One of the most common privilege escalation pathways is exploiting weak user passwords. Attackers often attempt to crack or guess passwords to gain access to user accounts. To mitigate this risk, organizations should enforce strong password policies, implement two-factor authentication, and regularly audit user accounts for weak passwords.

2. Vulnerability Exploitation

Attackers search for software vulnerabilities that can be exploited to escalate their privileges. This can include exploiting vulnerabilities in the operating system, applications, or services running on the system. Regular patch management and vulnerability scanning are essential to prevent these types of attacks.

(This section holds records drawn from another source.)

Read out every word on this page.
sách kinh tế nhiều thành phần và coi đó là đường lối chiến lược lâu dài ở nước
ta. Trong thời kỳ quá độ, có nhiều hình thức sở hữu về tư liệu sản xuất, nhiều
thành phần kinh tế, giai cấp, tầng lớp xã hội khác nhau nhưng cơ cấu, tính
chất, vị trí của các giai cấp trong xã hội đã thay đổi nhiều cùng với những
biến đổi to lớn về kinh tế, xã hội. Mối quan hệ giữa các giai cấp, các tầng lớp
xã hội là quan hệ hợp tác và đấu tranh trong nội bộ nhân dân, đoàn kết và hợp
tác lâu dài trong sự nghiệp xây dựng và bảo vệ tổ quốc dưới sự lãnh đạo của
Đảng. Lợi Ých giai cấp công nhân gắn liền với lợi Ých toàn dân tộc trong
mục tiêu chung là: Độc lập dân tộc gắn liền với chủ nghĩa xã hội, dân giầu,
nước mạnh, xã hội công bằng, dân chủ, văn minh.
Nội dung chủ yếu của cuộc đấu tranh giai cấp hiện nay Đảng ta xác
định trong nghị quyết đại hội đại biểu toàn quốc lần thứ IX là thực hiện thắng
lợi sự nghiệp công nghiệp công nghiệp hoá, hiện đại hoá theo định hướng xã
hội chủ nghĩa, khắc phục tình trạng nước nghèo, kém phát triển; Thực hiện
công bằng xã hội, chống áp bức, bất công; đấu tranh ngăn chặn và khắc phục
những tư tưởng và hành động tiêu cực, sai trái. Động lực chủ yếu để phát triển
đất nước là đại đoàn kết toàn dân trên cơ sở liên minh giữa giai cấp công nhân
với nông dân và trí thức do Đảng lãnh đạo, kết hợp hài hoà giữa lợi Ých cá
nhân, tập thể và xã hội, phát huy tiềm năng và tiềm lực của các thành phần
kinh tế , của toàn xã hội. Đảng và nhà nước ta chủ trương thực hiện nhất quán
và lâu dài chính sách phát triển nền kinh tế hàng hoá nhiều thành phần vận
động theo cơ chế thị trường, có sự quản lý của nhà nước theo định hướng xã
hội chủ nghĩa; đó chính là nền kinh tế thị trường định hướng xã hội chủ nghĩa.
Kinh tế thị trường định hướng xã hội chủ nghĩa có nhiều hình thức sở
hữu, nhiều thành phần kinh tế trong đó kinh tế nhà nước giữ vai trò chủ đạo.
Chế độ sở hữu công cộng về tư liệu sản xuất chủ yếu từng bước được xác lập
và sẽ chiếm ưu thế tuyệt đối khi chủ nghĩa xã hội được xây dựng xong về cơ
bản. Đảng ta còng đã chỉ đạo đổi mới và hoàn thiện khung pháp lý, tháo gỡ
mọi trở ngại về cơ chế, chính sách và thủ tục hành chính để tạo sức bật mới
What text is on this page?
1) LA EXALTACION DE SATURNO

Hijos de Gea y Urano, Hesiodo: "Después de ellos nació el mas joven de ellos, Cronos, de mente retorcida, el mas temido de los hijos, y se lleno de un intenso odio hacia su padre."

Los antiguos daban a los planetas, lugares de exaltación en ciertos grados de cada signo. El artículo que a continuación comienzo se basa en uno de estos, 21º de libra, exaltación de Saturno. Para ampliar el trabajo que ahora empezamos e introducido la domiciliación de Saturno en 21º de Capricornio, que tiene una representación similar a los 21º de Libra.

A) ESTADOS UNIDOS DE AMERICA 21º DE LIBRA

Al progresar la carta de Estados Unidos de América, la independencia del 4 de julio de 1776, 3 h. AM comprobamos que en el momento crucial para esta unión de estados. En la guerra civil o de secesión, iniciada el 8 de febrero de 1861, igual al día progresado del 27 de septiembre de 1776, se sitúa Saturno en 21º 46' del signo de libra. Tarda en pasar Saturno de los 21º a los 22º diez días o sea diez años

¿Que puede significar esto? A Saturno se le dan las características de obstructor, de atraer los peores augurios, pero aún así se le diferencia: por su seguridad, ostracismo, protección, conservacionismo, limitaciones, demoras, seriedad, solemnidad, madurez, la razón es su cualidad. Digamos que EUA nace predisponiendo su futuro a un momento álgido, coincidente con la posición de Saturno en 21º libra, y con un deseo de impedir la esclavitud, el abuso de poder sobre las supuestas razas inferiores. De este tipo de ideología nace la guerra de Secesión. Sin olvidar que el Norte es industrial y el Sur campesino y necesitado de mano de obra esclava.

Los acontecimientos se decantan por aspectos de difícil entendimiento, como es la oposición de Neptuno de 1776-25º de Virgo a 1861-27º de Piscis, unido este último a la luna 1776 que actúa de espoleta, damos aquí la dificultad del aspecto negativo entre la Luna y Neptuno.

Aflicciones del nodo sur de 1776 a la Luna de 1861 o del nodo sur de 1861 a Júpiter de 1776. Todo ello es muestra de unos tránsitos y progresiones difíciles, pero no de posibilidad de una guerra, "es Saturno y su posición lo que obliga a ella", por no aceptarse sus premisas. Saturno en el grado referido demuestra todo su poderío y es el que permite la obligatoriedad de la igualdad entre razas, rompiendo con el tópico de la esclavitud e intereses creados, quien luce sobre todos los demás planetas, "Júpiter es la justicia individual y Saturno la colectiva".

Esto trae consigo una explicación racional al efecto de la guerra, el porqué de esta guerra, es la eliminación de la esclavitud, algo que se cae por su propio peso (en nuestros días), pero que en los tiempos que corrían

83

3. Misconfigured Permissions 

Often, misconfigured file and directory permissions can provide attackers with unintended access to sensitive files or directories. This often occurs when system administrators grant excessive permissions to users or fail to restrict access properly. Regularly reviewing and tightening permissions is vital to prevent such attacks.

4. Privilege Escalation Exploits

Attackers might leverage privilege escalation exploits or zero-day vulnerabilities to gain higher access levels. These vulnerabilities are often unknown to the system administrator or the software vendor. Regular system updates and monitoring for newly discovered exploits are essential to counter this threat.

5. Malicious Software

Malware, such as rootkits or Trojans, can be used to escalate privileges. These malicious programs can manipulate the system’s security mechanisms and grant unauthorized access. Employing robust antivirus and endpoint security solutions is necessary to detect and mitigate this risk.

6. Social Engineering

Attackers may resort to social engineering techniques to manipulate employees or users into disclosing sensitive information or login credentials. Employee training and awareness programs are essential to prevent social engineering attacks.

7. Abusing Trust Relationships

In larger networks, attackers may abuse trust relationships between systems. For instance, they might compromise a less secure system and use it as a stepping stone to gain higher privileges on a more critical system. Securing trust relationships and monitoring network traffic is crucial in preventing this type of privilege escalation.

8. Kernel Exploits

Kernel-level privilege escalation exploits can provide attackers with the highest level of access on a system. Protecting against these exploits requires a well-configured and hardened operating system, as well as proactive monitoring and patching.